Ron K: Service providers want to charge you. If 30% of your environments are doing something stupid, you are just wasting money. Capacity planning is an issue of scale – there can be a lot of savings there.
DK: What do you mean when you see these technologies as having an “Achilles Heel?”
Ron K: This issue is ubiquitous web access – people think that because anything that can be done can and should be done on the web. But how you choose to get it there can impact resource demand. Just because you want to do this, there are thousands of ways to do it. You need to think about this, focus on efficiency and select better. They call it code for a reason. It isn’t obvious what is using a lot of resources and so choices in coding can have a huge resource impact. Choices must take into account the distances, especially for chatty applications. We’re going to look back in 30 yrs and laugh at the code we are running now. I told my mother back in 1970, “In the future, no one is going to read books anymore. People would read off screens in the future.” In the future, people won’t be writing code.

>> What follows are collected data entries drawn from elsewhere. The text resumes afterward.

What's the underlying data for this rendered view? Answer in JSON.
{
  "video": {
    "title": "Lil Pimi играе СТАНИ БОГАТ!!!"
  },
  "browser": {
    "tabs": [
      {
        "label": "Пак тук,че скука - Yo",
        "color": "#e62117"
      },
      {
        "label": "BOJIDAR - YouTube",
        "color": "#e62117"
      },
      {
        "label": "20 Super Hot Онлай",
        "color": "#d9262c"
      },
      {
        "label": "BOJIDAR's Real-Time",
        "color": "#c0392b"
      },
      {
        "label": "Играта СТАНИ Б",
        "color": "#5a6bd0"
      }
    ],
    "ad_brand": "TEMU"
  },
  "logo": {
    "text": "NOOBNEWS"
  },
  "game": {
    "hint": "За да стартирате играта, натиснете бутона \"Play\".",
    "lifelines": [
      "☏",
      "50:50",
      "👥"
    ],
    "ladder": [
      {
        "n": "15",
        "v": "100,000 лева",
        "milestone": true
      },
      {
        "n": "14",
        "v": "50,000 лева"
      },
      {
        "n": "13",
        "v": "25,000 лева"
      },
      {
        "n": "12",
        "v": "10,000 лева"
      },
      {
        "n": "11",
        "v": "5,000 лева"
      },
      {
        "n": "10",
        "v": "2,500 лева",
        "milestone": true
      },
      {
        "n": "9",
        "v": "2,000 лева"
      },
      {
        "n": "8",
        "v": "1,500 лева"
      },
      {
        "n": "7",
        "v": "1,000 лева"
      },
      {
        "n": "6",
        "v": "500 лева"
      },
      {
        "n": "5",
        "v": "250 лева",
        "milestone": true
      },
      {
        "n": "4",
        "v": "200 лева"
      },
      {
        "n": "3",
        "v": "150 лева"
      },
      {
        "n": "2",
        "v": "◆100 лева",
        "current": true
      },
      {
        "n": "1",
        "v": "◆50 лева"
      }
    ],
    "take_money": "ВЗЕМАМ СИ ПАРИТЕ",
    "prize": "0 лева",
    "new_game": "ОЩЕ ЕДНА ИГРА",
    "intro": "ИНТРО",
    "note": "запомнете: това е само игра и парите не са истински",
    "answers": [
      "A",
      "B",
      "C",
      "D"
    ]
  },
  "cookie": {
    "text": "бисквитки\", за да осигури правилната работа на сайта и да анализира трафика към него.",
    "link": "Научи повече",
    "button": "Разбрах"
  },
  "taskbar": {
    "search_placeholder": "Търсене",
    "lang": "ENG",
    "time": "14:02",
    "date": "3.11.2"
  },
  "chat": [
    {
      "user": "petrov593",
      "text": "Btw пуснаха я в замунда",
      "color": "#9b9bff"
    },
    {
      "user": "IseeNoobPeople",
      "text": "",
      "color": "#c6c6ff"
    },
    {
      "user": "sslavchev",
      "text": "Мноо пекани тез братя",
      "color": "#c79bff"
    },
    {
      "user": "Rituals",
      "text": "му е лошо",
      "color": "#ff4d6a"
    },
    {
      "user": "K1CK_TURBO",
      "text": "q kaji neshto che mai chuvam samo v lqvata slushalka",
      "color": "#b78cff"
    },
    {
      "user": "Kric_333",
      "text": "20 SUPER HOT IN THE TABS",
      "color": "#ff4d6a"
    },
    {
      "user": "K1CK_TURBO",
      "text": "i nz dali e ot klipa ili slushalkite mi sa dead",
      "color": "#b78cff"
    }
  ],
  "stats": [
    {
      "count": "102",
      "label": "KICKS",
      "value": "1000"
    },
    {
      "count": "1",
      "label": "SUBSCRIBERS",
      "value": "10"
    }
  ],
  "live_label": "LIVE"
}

The current manual method in IT takes too long to get things running. In 20 years, vendors will have this automated. Users will be saying what they want the app to do. Human interfaces, like Siri, will know what the rules are and enable the automation of applications, without IT coders. Those programs will quickly learn how to optimize the code. We will always need capacity planning tools until the automation is excellent, and I put it to you that we will always need them for advanced analysis. Coding as a career has to end. Data is just getting bigger – so the impact of bad coding decisions is going to get worse.

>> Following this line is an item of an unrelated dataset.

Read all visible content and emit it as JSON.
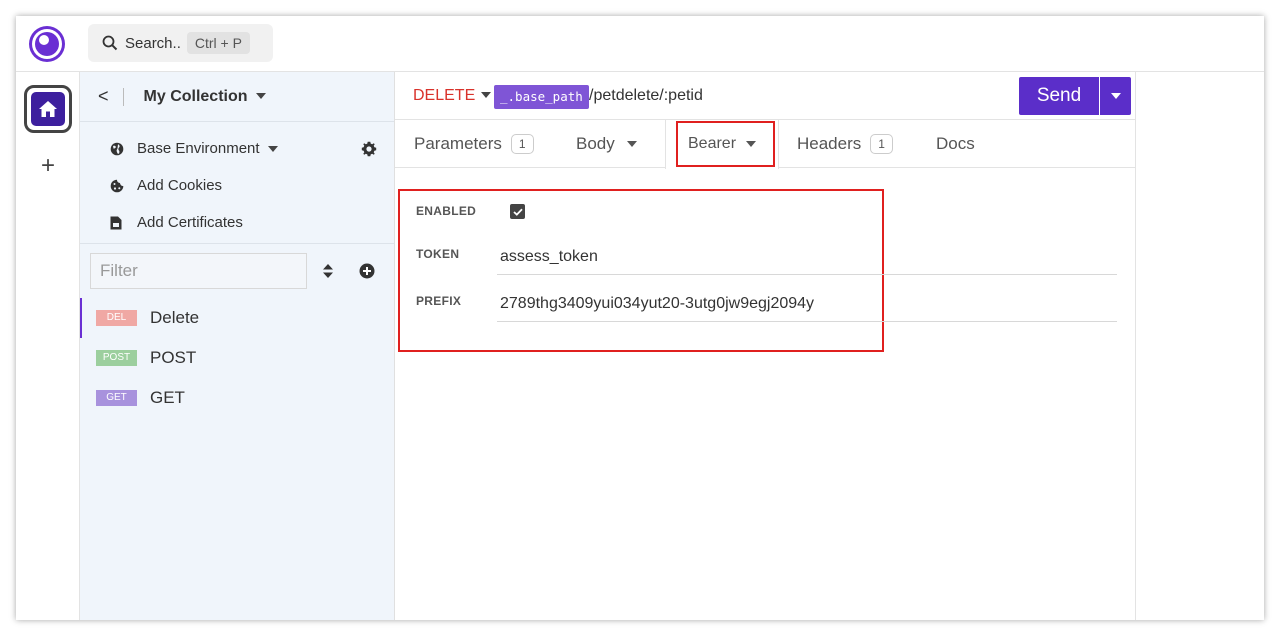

In reality, there are too many nodes to do this the way we used to do it. Large scale automation in the future will help. I believe corporate data centers will go away – everything will be on the web or in the cloud. But then the tools will have to scale even more. I think IaaS will be the software vendor’s next big challenge. We need this because too many still see capacity planning simply as telling you how much to buy, not how efficient your systems can be. Large scale vendors of services need to find a way to handle these problems.
Capacity planning teams will shrink – automation will replace them. The future is global firms.

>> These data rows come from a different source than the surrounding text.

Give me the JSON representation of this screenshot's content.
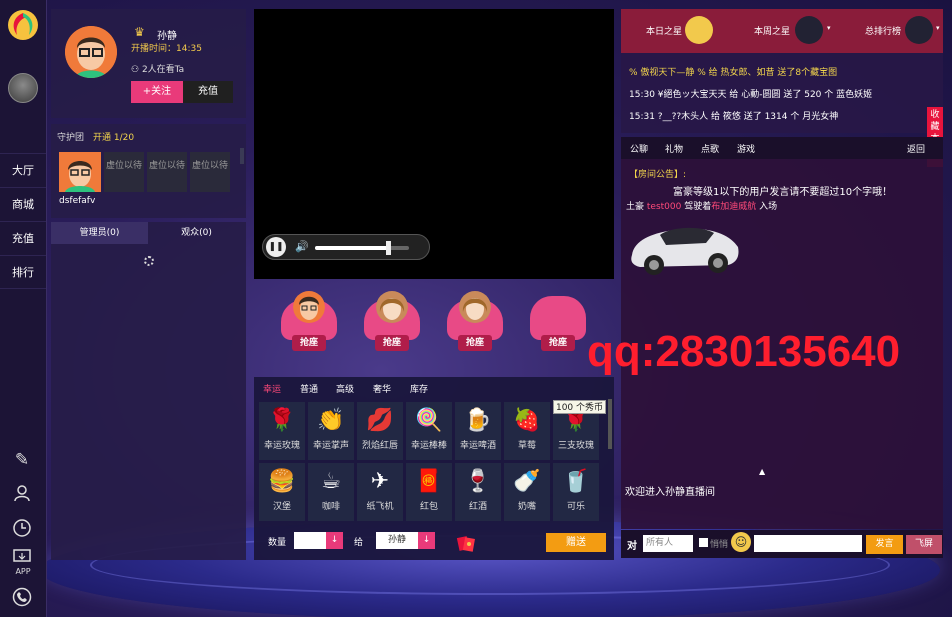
{
  "nav": {
    "items": [
      "大厅",
      "商城",
      "充值",
      "排行"
    ],
    "app_label": "APP"
  },
  "host": {
    "name": "孙静",
    "time_label": "开播时间：14:35",
    "watching": "2人在看Ta",
    "follow_label": "+关注",
    "charge_label": "充值"
  },
  "guard": {
    "title": "守护团",
    "open": "开通 1/20",
    "user": "dsfefafv",
    "slot_label": "虚位以待"
  },
  "members": {
    "tab_admin": "管理员(0)",
    "tab_audience": "观众(0)"
  },
  "video": {
    "volume_fraction": 0.78
  },
  "seats": {
    "label": "抢座"
  },
  "gifts": {
    "tabs": [
      "幸运",
      "普通",
      "高级",
      "奢华",
      "库存"
    ],
    "row1": [
      {
        "label": "幸运玫瑰",
        "icon": "rose-icon",
        "glyph": "🌹"
      },
      {
        "label": "幸运掌声",
        "icon": "clap-icon",
        "glyph": "👏"
      },
      {
        "label": "烈焰红唇",
        "icon": "lips-icon",
        "glyph": "💋"
      },
      {
        "label": "幸运棒棒",
        "icon": "lollipop-icon",
        "glyph": "🍭"
      },
      {
        "label": "幸运啤酒",
        "icon": "beer-icon",
        "glyph": "🍺"
      },
      {
        "label": "草莓",
        "icon": "strawberry-icon",
        "glyph": "🍓"
      },
      {
        "label": "三支玫瑰",
        "icon": "roses-icon",
        "glyph": "🌹"
      }
    ],
    "row2": [
      {
        "label": "汉堡",
        "icon": "burger-icon",
        "glyph": "🍔"
      },
      {
        "label": "咖啡",
        "icon": "coffee-icon",
        "glyph": "☕"
      },
      {
        "label": "纸飞机",
        "icon": "paper-plane-icon",
        "glyph": "✈"
      },
      {
        "label": "红包",
        "icon": "red-envelope-icon",
        "glyph": "🧧"
      },
      {
        "label": "红酒",
        "icon": "wine-icon",
        "glyph": "🍷"
      },
      {
        "label": "奶嘴",
        "icon": "pacifier-icon",
        "glyph": "🍼"
      },
      {
        "label": "可乐",
        "icon": "cola-icon",
        "glyph": "🥤"
      }
    ],
    "tooltip": "100 个秀币",
    "qty_label": "数量",
    "to_label": "给",
    "to_value": "孙静",
    "give_label": "赠送"
  },
  "stars": {
    "today": "本日之星",
    "week": "本周之星",
    "total": "总排行榜"
  },
  "ranking": [
    "% 傲视天下—静 % 给 热女郎、如昔 送了8个藏宝图",
    "15:30 ¥絕色ッ大宝天天 给 心動-圆圆 送了 520 个 蓝色妖姬",
    "15:31 ?__??木头人 给 筱悠 送了 1314 个 月光女神"
  ],
  "collect": "收藏本页",
  "chat": {
    "tabs": [
      "公聊",
      "礼物",
      "点歌",
      "游戏"
    ],
    "back": "返回",
    "notice_title": "【房间公告】:",
    "notice_text": "富豪等级1以下的用户发言请不要超过10个字哦！",
    "enter_rank": "土豪",
    "enter_user": "test000",
    "enter_mid": "驾驶着",
    "enter_car": "布加迪威航",
    "enter_tail": "入场",
    "welcome": "欢迎进入孙静直播间",
    "to": "对",
    "all": "所有人",
    "whisper": "悄悄",
    "send": "发言",
    "fly": "飞屏"
  },
  "watermark": "qq:2830135640",
  "colors": {
    "accent": "#e93a7a",
    "gold": "#f2d54c",
    "orange": "#f39c12"
  }
}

Shane S: Automation will eventually take over, but the vendors are extremely far away from that. PaaS and IaaS don’t seem to be doing capacity planning properly, but it is in their interest to do this.
Ron K: This is a big opportunity for a vendor and it would give better value for their customers too. It might result in a new thing – CPaaS. Cloud users need something that doesn’t require their cloud providers to install something – we need new tools which can use the data already available. Both cloud providers and cloud users need more detail. As a user of a cloud, you would want to know that another user is sucking up so much resource that it is impacting you.
DK: Isn’t that the same kind of problem that we had when we first started sharing CPU resources?
Ron K: Yes, and we still need the kind of data that shows you when this is happening. “Hey, cloud vendor – why does my performance suck when I’m doing the same work as I was last hour?” This tool needs to exist.
What we don’t have is time – there is so much to do, but never enough people to get it all done. Tools could help but not if we have to write them. I recently converted my home system to MACs and now, when software is updated, it is automatic – I don’t have to worry about it. That is the future. Upgrades should just happen.
DK: What’s the best way for CPs to adapt to these technologies?
Ron K: Take a step back and see how you spend your time. Figure out what can be automated. Do that. If you don’t find ways to make capacity planning scalable, you won’t be able to get it done and answer questionss fast enough to be relevant. You need to be fast.
Shane S: Automation is key. And you need to understand the toolset that you have to make automation work. Don’t rely on IaaS tools to work properly – validate them. Make your own automated alerts to weed out these problems.